Community Ownership for Greater Physical and Mental Health
How do changes in the structure of a neighborhood impact the health of residents of that neighborhood? Could new models for increasing resident power over processes of change and development in communities enhance health outcomes for all residents?
A new paper from a collaboration between researchers from DUSP’s Healthy Neighborhoods Study (HNS) and the Conservation Law Foundation (CLF) demonstrates how experiencing a greater sense of ownership over the changes happening in one’s neighborhood is linked with better physical and mental health and happiness.
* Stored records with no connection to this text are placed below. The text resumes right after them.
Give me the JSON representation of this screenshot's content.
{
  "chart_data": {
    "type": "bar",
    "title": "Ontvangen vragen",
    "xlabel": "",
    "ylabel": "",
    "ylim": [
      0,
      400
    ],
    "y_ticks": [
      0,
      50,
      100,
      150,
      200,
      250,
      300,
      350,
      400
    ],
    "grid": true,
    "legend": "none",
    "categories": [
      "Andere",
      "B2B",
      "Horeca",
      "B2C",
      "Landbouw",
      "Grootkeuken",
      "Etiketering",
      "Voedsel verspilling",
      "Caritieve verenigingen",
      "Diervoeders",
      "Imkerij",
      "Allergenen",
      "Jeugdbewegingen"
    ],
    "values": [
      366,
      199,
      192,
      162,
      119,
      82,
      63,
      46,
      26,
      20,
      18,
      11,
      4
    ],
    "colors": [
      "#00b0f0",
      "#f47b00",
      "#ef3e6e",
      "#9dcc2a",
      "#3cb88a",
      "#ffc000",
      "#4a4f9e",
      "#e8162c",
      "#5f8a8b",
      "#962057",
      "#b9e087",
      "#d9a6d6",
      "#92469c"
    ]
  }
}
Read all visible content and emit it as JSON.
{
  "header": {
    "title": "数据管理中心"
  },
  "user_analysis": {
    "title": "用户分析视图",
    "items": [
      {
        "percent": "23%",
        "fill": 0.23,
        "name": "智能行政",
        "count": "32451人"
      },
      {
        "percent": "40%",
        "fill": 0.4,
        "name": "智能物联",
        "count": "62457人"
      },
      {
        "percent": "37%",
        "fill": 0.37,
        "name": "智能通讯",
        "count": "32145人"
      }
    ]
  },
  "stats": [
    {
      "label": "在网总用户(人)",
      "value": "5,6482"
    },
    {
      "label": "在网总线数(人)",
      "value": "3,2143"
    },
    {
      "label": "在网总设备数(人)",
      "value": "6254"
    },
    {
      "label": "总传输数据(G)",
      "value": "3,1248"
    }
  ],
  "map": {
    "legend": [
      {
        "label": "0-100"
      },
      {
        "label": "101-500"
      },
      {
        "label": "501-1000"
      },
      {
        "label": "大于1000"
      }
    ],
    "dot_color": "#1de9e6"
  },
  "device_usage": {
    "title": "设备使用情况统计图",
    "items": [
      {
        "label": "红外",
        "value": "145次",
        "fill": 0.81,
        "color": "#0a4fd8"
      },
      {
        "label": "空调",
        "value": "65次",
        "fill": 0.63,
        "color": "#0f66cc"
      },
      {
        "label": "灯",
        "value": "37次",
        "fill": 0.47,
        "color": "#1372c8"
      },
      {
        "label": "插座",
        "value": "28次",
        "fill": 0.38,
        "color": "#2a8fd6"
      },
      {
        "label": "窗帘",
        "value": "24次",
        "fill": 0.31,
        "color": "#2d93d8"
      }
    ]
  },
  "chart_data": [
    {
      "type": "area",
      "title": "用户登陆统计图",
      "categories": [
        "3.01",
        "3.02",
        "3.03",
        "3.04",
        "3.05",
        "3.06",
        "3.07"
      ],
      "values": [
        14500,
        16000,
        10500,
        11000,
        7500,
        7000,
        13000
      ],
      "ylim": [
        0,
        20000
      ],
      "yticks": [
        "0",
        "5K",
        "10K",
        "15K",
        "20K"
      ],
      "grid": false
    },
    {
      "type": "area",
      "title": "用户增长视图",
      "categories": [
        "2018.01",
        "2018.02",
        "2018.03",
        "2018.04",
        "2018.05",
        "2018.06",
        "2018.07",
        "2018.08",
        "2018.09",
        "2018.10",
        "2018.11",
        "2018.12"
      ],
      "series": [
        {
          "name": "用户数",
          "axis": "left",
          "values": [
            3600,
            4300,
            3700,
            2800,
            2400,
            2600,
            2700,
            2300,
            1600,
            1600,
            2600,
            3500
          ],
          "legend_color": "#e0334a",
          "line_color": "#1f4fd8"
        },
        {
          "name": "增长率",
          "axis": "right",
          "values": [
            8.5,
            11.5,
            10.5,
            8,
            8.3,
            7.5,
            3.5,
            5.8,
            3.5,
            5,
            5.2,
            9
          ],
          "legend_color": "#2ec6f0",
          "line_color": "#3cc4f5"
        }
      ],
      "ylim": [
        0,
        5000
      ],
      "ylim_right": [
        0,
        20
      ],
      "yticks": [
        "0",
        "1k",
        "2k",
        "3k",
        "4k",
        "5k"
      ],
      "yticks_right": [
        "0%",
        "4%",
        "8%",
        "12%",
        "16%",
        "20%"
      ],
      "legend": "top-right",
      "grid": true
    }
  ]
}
“Decades of redlining and racism have affected communities of color, and now gentrifying development is threatening these neighborhoods all over again,” said Reann Gibson, a Research Scientist at CLF. “The study’s findings are yet one more reason why people must have power over the changes that could profoundly alter their communities.”
The HNS is a partnership of planners, advocates, academic researchers, community-based organization leaders, and fifty resident researchers in nine Greater Boston-area communities convened by CLF and the Massachusetts Institute of Technology. It is the largest and longest running participatory action research study of its kind.
“Community health depends on redistributing power over neighborhood change,” said DUSP alum and one of the study’s authors, Andrew Binet (MCP ‘15, PhD ‘21). “These findings should encourage urban planners and policymakers to stretch past conventional approaches to participation or engagement and seek to foster ownership over neighborhood changes. I mean ownership both in terms of political and economic power. This will involve building democratic mechanisms for community members to determine the vision and set the agenda for development in their neighborhood and to reap the benefits of the changes that happen to their neighborhoods. There is no cookie-cutter way to do this, but there are many strategies we can experiment with: it behooves us to figure it out.”
Authors of the paper include: Binet, Yael Nidam (MCP ‘19), Rebecca Houston-Read (MCP candidate), César Garcia Lopez (MCP ‘22), Gabriela Zayas del Rio (MCP ‘21), Dina Abreua, Carl Baty, Arnetta Baty, Josee Genty, Goldean Graham, Jeff Joseph, Will Justice, Gail Roderigues, David Underhill, Vedette R. Gavin, and Mariana C.Arcaya (MCP ‘08).